(Shaun Friedrichsen, Publisher)
Robert Huffman is looking for an end to the noise at his residence coming from semi drivers using engine brakes as they are driving along Highway 15, and he is asking for the Jefferson County Commissioners to get involved.
At their meeting on Tuesday, the Jefferson County Commissioners discussed a variety of issues, including the state of several bridges in the county, budgets and Huffman’s plea for the commissioners to help put a stop to jake brakes.
Huffman explained that he has visited with several different public agencies to try to resolve the issue; however he was referred to the commissioners. He wants to put up a sign that would prohibit the use of engine brakes.
“It’s not a state deal no more,” said Huffman. “The state has nothing to do in the county. It’s up to the county commissioners of said county if they would approve such a thing.”
This has been an issue for a while, Huffman explained, noting that before the meeting on Tuesday, he counted 11 semis using engine brakes as they drove past.
“With the traffic coming through there lately, we have had an increase of probably over 50, 60 percent of traffic coming through Highway 15 compared to when I moved there six years ago,” Huffman said. “It’s getting to where it’s unbearable.”
Commissioner Michael Dux noted that Huffman also drives a truck. He asked if Huffman uses jake brakes, and Huffman responded that he has to use them because of his job, but that he does not like to use them.

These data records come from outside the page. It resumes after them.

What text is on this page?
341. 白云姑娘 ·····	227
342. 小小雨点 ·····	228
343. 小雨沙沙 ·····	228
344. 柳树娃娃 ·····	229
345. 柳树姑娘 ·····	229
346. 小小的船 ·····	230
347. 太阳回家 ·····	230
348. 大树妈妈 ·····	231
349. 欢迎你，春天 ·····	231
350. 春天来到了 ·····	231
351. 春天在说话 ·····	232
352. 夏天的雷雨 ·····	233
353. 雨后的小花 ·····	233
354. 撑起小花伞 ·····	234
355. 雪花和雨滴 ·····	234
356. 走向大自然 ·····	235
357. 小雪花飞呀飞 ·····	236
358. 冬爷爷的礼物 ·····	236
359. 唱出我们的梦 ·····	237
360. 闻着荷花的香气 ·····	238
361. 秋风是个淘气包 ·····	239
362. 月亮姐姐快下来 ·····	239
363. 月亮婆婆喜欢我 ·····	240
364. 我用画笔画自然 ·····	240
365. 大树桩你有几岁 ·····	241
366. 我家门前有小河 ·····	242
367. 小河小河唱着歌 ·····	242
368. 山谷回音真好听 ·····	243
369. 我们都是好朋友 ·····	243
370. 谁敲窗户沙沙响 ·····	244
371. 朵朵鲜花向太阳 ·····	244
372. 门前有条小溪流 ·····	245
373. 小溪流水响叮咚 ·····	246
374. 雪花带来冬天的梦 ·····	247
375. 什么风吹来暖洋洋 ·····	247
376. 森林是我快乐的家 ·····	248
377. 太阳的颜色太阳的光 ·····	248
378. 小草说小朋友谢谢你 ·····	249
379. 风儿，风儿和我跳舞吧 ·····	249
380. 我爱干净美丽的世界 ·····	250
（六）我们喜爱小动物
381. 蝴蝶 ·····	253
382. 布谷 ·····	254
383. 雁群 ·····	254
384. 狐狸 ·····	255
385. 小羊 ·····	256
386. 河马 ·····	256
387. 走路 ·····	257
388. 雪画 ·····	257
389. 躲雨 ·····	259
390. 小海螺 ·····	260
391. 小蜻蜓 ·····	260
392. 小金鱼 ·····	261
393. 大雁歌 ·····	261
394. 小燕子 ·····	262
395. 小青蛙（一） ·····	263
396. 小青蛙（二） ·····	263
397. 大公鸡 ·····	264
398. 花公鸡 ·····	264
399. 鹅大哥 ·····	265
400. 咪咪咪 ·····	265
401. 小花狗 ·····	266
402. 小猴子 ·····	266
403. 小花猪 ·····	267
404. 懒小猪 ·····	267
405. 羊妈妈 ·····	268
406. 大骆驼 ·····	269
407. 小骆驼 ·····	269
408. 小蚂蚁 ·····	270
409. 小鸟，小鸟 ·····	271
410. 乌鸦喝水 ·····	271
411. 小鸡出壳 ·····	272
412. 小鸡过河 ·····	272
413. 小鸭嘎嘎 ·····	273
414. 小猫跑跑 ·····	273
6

Dux noted that posting a sign may not resolve the problem.
“We’ve been told that if we post signs and pass an ordinance that it probably would be worse than it is now,” said Dux.
Commissioner Mark Schoenrock asked if Huffman had taken note of which companies are using them the most, and Huffman stated that there were two companies that he has definitely noticed.
“If you know the ones that are doing this repeatedly, do you think it would do any good to try to contact them?” Schoenrock asked. “My thought is they probably have the same guys running the same routes. Maybe they could take care of it through management and talk to those guys.”
Schoenrock noted that he resolved a bit of the same issue where he lives by talking to those companies. He explained that it may not resolve every single issue, but it could dramatically improve the situation.
Commissioner Gale Pohlmann believes that it may be difficult to completely resolve the problem where Huffman lives because the residence is located at the bottom of a hill.
“You’ve had experience, I’ve had experience,” said Pohlmann. “You can gear down before those hills, but your momentum going down that hill, that’s the challenge. You can be geared down and you’re going to pick up momentum. It’s a challenge.”
Schoenrock stated that the board will research the issue some more before making a decision. He asked that Huffman visit with the companies that he has witnessed using the engine brakes to try to resolve the issue.
Finding Bridges Over Some Troubled Waters
Also during their meeting on Tuesday, the commissioners discussed the status of two bridges in the county that are currently closed due to the safety risk they pose. The commissioners hope to repair these bridges, as well as other bridges within the county.
Highway Superintendent Tim Farmer explained that one bridge near Endicott is in need of repair because of a large hole in the deck of the bridge.
“We talked about using a timber deck, and that’s not going to be feasible,” said Farmer. “It’s just something we’re going to have to break the concrete back and go with an eight by eight patch. The spacing between the stringers is such that the wooden deck would not be adequate because there’s not enough support.”
Dux noted that the road does not usually have much traffic, but still believes that the bridge should be repaired. Farmer agreed and explained that patching the bridge would be the cheapest solution. This job will be completed by the Jefferson County Highway Department.
Another bridge in the county that is closed is located near Plymouth on 576 Avenue between 719 Road and 720 Road. Farmer explained that the bridge currently does not have a deck.
“The truss is leaning about 15 degrees in, and the deck is off,” said Farmer. “There’s a cottonwood that fell in across the road on the south side.”
Farmer noted that there is also a low volume of traffic on this bridge because it is a dirt road. Dux asked if it would be possible to use a culvert in place of a bridge there, and Farmer explained that it is possible, although because of the area, there would likely be water covering the road, which leads to more requirements.
“We could look at putting a couple of tubes in knowing that every year it goes over it,” Farmer said. “Of course with low water crossings comes signing and liability issues. It’s another sign that you gotta make sure is up and visible.”
Farmer will look into the cost of installing tubes in place of the bridge. Also during the commissioners meeting, Farmer noted that the armor coating project should begin within the next week, starting with the road leading to Meridian Public Schools near Daykin, then focusing on repairing parts of PWF Road, a road near Steele City, a road near Endicott and a road south of Reynolds.
Dux also noted that there will be a household hazardous waste collection at the highway department from 7 to 9 a.m. on Aug. 27. He explained that the collection is a service offered to anyone in the county. People can bring their hazardous materials, such as paint, to be disposed of in a safe manner.